Nous voici revenues après une escapade de deux jours à Biarritz pour visiter Quilt en Sud. Un immense centre d’expo nous a accueilli. Transformer cet énorme hangar en salle d’exposition a du être un travail colossal et j’admire l’équipe qui l’a réalisé. Nous avons apprécié le parking et la beauté du lieu. En haut de jolies pièces réalisées par nos hôtesses de l’Adour. Sur le mur de  l’escalator qui menait à la salle d’exposition quelques très beaux quilts dont l’accrochage avait du nécessiter un réel talent d’alpiniste.

Un bel espace était prévu pour se rafraîchir. Le stand consacré aux échanges avec les femmes afghanes proposait des patchs tout à fait adaptés…

A l’entrée de l’expo proprement dite un très amusant système permettant de se faire photographier avec une robe à panier…

Des quilts de grande qualité, un accrochage soigneux, des méduses plus vraies que nature, un amusant déploiement de chapeaux, des artistes venant du monde entier. Bref tout était réuni pour faire les délices du visiteur.

Et pourtant au bout de deux heures nous sommes parties, un peu déçues, nous demandant pourquoi la magie n’avait pas fonctionné. Il y a deux ans, en dépit du temps infect nous n’avions pas cessé d’aller d’un endroit à l’autre revenant sur nos pas pour revoir des pièces qui nous avaient intéressées ou simplement parce que nous n’étions pas sûres d’avoir tout vu. Et nous étions parties enchantées et à regret. Que s’était-il passé?

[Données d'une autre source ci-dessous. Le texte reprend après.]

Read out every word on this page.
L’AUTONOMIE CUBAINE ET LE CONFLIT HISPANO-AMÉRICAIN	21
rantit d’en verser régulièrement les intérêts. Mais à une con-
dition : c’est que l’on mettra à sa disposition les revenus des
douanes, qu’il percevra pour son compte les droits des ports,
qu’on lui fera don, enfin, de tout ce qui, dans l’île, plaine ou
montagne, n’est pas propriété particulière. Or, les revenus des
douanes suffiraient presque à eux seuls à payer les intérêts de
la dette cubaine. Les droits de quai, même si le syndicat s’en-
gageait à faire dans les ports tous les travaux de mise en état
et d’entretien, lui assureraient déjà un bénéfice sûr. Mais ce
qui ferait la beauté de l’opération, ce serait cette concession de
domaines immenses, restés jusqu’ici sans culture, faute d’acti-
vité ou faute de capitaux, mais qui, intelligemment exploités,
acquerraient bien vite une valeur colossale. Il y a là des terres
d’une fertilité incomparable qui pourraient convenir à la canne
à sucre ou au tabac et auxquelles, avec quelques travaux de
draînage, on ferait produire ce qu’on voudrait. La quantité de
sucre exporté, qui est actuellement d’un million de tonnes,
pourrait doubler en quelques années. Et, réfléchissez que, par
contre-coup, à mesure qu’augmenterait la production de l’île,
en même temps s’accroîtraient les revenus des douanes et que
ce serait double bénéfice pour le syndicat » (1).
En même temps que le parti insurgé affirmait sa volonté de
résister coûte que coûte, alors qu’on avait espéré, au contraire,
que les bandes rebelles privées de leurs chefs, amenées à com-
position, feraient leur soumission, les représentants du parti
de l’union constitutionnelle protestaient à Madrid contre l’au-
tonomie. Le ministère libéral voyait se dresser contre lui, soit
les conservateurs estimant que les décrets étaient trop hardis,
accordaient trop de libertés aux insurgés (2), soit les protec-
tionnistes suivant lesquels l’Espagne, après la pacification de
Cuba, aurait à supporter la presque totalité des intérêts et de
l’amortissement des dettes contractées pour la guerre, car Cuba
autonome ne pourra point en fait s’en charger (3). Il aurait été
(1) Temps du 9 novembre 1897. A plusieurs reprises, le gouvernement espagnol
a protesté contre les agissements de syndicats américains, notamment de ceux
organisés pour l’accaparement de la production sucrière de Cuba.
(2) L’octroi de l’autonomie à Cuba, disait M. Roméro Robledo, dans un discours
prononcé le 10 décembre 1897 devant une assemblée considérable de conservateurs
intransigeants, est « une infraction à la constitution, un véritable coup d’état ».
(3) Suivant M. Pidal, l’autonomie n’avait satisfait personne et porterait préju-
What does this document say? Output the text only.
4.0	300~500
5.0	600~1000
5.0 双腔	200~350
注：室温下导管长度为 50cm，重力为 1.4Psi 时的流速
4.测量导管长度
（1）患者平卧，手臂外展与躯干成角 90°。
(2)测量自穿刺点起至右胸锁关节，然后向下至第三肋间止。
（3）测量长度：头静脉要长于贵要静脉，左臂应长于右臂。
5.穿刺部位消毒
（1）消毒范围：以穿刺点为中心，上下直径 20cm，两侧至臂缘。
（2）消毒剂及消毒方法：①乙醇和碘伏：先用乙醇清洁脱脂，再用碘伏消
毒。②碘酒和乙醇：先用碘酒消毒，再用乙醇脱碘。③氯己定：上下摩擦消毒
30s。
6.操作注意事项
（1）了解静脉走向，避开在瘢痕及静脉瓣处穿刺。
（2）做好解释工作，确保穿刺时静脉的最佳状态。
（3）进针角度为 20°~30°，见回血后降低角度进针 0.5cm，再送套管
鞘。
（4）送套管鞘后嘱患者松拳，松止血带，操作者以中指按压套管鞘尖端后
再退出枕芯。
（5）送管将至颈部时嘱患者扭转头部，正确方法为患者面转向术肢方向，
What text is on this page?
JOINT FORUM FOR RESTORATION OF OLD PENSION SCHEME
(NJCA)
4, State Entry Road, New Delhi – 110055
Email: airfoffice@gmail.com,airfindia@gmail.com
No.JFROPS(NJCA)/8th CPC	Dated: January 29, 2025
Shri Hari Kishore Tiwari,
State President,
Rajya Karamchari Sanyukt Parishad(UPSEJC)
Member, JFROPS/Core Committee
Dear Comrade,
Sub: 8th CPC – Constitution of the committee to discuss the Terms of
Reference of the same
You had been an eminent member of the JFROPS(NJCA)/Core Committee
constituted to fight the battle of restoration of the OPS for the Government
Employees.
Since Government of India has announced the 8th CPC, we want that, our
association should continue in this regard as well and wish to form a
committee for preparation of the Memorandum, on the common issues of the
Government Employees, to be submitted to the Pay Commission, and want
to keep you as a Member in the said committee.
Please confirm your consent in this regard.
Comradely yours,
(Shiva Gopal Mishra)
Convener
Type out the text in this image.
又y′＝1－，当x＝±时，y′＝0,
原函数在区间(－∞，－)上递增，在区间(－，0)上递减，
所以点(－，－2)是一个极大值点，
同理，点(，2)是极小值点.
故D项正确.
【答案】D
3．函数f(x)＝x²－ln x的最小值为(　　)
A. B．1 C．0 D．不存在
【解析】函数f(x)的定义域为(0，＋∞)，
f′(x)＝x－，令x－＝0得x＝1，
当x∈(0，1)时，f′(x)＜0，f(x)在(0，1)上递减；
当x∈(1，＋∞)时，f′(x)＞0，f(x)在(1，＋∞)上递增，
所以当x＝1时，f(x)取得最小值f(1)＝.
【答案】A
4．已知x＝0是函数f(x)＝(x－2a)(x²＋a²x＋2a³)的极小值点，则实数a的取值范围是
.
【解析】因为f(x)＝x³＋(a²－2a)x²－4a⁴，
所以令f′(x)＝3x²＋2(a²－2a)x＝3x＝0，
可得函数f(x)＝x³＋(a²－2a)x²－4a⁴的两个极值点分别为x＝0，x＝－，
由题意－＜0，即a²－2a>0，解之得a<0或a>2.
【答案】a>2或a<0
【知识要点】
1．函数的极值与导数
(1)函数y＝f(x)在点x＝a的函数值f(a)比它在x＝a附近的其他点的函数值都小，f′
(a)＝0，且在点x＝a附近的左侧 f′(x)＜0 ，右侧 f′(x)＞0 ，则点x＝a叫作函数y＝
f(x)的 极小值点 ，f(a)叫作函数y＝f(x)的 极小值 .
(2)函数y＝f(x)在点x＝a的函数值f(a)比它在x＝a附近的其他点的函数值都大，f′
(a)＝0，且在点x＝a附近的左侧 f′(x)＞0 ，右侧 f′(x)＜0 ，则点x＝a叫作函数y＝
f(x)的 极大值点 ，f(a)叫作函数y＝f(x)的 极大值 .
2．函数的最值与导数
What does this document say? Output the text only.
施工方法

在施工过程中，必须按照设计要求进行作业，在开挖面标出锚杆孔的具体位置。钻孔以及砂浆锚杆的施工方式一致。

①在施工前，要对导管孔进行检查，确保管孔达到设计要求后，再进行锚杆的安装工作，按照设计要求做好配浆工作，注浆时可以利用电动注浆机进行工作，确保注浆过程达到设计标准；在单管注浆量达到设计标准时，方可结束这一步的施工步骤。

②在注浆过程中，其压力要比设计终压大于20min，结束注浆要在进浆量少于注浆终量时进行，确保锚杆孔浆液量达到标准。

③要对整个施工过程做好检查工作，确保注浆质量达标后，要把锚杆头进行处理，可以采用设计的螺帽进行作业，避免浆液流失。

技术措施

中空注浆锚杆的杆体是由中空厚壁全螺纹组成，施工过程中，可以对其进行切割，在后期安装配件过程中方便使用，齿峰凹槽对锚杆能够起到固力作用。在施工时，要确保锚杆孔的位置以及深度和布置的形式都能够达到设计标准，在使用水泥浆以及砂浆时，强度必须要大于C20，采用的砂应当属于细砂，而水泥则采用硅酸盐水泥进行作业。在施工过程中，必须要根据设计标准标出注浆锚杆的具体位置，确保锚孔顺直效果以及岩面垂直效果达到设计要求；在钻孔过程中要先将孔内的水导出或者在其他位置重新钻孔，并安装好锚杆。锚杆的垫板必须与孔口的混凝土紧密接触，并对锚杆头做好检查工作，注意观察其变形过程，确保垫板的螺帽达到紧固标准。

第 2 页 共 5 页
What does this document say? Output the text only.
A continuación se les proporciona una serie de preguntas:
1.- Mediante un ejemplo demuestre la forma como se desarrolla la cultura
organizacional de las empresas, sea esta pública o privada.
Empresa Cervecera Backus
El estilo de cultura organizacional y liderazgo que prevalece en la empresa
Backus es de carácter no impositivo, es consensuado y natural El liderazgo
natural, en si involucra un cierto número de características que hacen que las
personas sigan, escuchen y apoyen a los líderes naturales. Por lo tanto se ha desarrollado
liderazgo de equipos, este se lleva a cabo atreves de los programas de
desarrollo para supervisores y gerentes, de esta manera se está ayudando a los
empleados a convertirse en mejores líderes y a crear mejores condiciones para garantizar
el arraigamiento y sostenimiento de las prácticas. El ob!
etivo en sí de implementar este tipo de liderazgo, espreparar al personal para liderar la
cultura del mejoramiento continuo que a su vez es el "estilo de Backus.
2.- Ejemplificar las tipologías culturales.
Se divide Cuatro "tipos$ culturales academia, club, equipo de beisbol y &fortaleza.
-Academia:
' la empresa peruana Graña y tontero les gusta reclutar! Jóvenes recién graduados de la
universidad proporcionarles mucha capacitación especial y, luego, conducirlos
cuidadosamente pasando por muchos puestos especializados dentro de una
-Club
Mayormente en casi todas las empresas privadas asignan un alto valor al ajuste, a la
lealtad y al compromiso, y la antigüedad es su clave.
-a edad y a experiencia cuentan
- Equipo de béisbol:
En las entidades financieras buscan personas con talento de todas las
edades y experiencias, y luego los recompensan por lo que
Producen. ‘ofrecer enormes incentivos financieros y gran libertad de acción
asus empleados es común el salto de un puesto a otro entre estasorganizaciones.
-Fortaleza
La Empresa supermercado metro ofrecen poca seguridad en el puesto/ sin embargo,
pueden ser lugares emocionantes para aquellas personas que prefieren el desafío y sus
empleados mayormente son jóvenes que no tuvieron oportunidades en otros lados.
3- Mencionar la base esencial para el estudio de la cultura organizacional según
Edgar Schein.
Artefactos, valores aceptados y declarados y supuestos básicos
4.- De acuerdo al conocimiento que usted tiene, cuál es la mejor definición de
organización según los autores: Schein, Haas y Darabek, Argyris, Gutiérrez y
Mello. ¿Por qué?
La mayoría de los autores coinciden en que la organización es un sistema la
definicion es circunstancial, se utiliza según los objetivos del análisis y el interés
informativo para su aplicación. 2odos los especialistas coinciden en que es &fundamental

Nous en avons discuté entre nous puis pendant la tournée des magasins de tissu et merceries que nous avons tout naturellement effectuée. Les échos que nous avons eus confirmaient notre impression ce qui nous a un peu rassurées. Nous avions l’impression d’avoir boudé notre plaisir. Et voilà la conclusion à laquelle nous sommes parvenues: La plus grande partie de cette exposition aurait fait merveille dans l’intimité d’une galerie.

Les tableautins délicats (toute une série de petites maisons qu’il était interdit de photographier), les petites pièces ont été écrasés par l’énormité de la salle, par la rudesse de la combinaison métal et volume. Pour l’apprivoiser il aurait sans doute  fallu des centaines d’énormes  quilts exubérants montant à l’assaut des murs et des cloisons et dont la diversité aurait donné couleur et vie à cet espace austère. Or une bonne partie des oeuvres présentées étaient de petite taille, ce qui est fréquent dans l’art textile et dans les concours.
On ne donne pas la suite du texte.